Some of you may also know that I have suffered for nine years with Panic Disorder/Agoraphobia and after many years (and many meds) I finally found a medication/psychiatrist combo that made me feel 80% better....but I still panicked at the steering wheel. I still couldn't be alone. My eyes still scanned the room for the phone/exits. Anxiety makes you feel dependant on people closest to you and sometimes the one closest to you isn't exactly someone you feel you can depend on...if that makes any sense. I felt very unhappy in my marriage but I was also terrified of being "out there" in the world; I have known for a long time that it was my own fears that kept me in the miserable position I was in. In the past, huge life changes happened to me, not because of me andhere I was, forcing this huge change! 
 
We have been doing a lot of this lately :)

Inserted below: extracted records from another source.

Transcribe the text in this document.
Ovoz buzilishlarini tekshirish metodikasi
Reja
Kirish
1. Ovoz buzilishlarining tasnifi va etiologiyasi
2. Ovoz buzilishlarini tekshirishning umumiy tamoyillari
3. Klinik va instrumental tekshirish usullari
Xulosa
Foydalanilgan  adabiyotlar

And I'm not going to lie, it was scary but I pushed through those fears. I had a five year old that needed to be enrolled in k-5 in two weeks so I literally forced myself to do things I hadn't done in years. It was a crash course in exposure therapy but it was exactly what I needed to get over a huge peak with this panic disorder....so that's a good thing!
 

"Silly Sock" Day at school
All that matters to me are those two, my precious girls. Thank God for my parents who have helped us financially. My dad, who has lent his new car for me to drive since this mess began and who has kept the tank full; who has paid for repairs that needed to be made to the townhouse and let me do our laundry at his house. My mom, who has looked after my health (I was down to 99 lbs) and would take me and the girls out to eat, get me vitamins, help with the kids and remind me to pray. I'm especially thankful for my sister who has helped toughen me up and who has had my back throughout all the hell I've endured in my marriage. I don't know what would have happened had I not had (and still have) her pushing me. Zoe wouldn't have had school clothes or school pictures, presents for her birthday if it were not for them. So this is my public thank-you to them and to all of you who have prayed and sent kind thoughts to us during this time. We love you so much!

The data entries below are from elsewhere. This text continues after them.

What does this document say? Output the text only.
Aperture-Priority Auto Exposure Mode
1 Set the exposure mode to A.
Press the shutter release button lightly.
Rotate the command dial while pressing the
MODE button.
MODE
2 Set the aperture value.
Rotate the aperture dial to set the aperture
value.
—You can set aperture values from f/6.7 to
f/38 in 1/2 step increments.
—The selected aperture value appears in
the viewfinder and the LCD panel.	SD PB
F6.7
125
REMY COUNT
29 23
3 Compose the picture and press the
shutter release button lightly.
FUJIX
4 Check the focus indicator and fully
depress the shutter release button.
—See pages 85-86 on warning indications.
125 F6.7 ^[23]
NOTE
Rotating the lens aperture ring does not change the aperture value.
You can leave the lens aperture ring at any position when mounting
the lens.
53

I'll end this this post on a happy note.I'd like to introduce my new niece, Alaisha Nadine, born on Zoe's birthday, September 23rd....complete with that new baby smell!
* Shop News: I'm so sorry it has taken so long to get back to Etsy and I apologize to anyone who has been waiting, any convos I have neglected to reply to or get back to...I'm so sorry :( I hope this post helps everyone understand. I have an update up my sleeve....I'll definitely let you know when!